Condom invisible : Protection rapprochée

On entend parler depuis quelque temps de la commercialisation à venir du condom invisible pour femmes. Développé à Québec, il serait bien plus qu’un simple contraceptif ajouté sur le marché; il pourrait s’avérer le premier moyen permettant à la femme de se protéger de façon entièrement autonome contre les MTS. Un pas de plus vers ce qu’il est convenu d’appeler l’égalité des sexes.

N’en déplaise à Jean-Paul II et autres catholiques orthodoxes, la contraception est une réalité sociale depuis des lunes. Évidemment, les connaissances scientifiques n’ayant pas toujours été ce qu’elles sont, l’aspect magico-mythique occupa longtemps une place importante en la matière. Ainsi, durant le règne de l’empereur romain Hadrien (117-138), on recommandait aux femmes, afin d’éviter la conception, de courir, de tousser et même de ne plus respirer! Au Moyen Âge, le philosophe Albert Le Grand soutenait sans sourciller que les femmes qui ne voulaient pas enfanter devaient cracher trois fois dans la bouche d’un crapaud, manger des abeilles ou garder du blé dans la main gauche. On était encore bien loin de la pensée rationnelle et scientifique consacrée au cours des XVIIe et XVIIIe siècles…

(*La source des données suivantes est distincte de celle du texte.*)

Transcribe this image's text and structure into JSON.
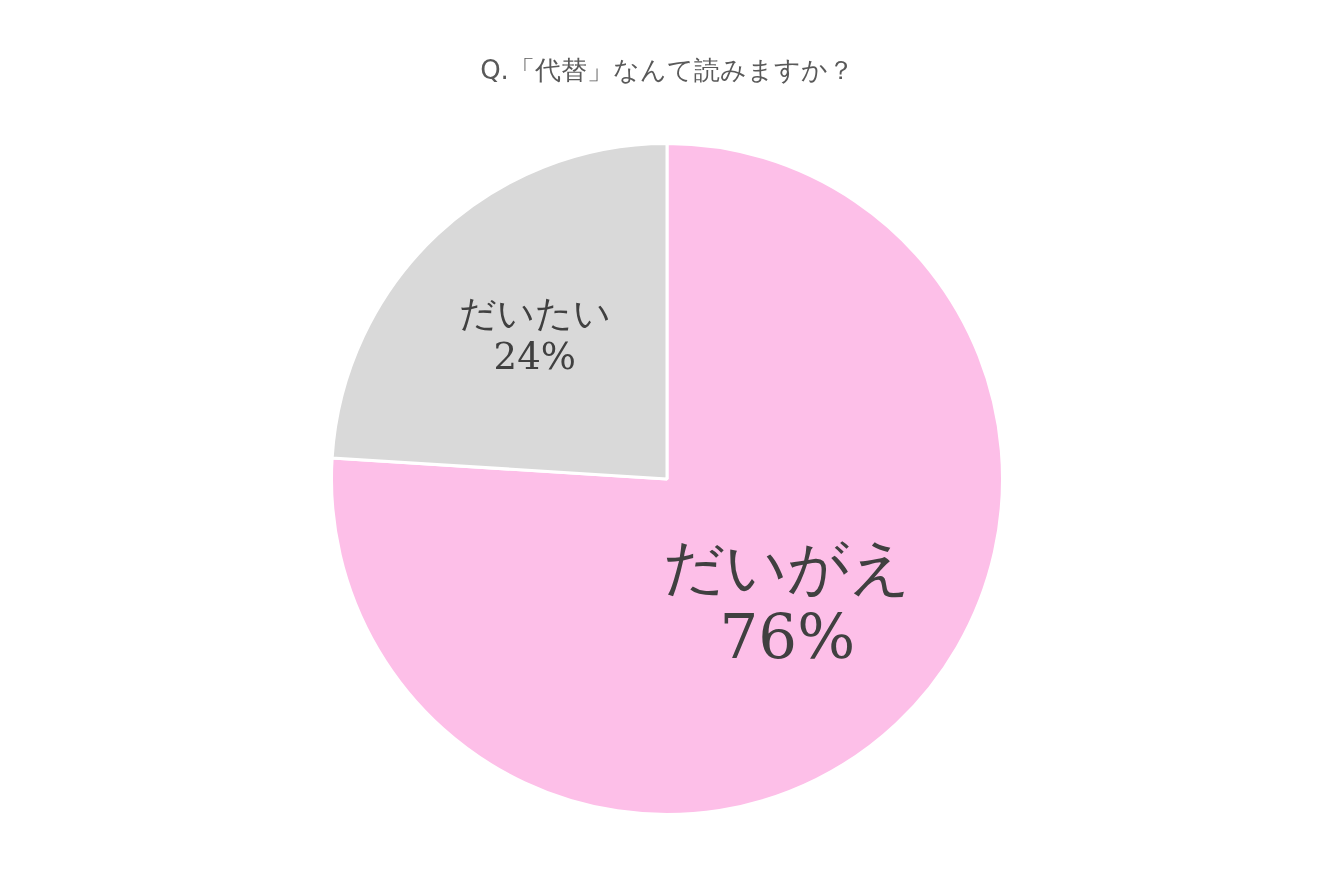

Tout pragmatisme n’était cependant pas absent. Des papyrus égyptiens vieux de 4 000 ans témoignent qu’à cette époque, on insérait des excréments de crocodiles ou d’éléphants au fond du vagin des femmes, qui jouaient le rôle de spermicides à cause de leur acidité. Dans l’Antiquité grecque et romaine, de petits tampons faits de toile, de figues, de cèdre et de miel avaient la même fonction, tandis qu’en Inde, ceux-ci étaient faits de sels minéraux imbibés d’huile. À partir du XVIIe siècle, les spermicides à base d’eau et de vinaigre faisaient leur apparition. Au XVIIIe siècle, les Européennes s’introduisaient un morceau de citron près du col de l’utérus; l’acidité de l’agrume faisait le travail.

Les XIXe et XXe siècles voyaient les techniques s’affiner. En 1838, l’Allemand Wilde inventait le premier véritable diaphragme. Le médecin berlinois Gräfenberg créait en 1928 le stérilet moderne. Finalement, l’année 1956 voyait Pincus inventer les premiers contraceptifs oraux.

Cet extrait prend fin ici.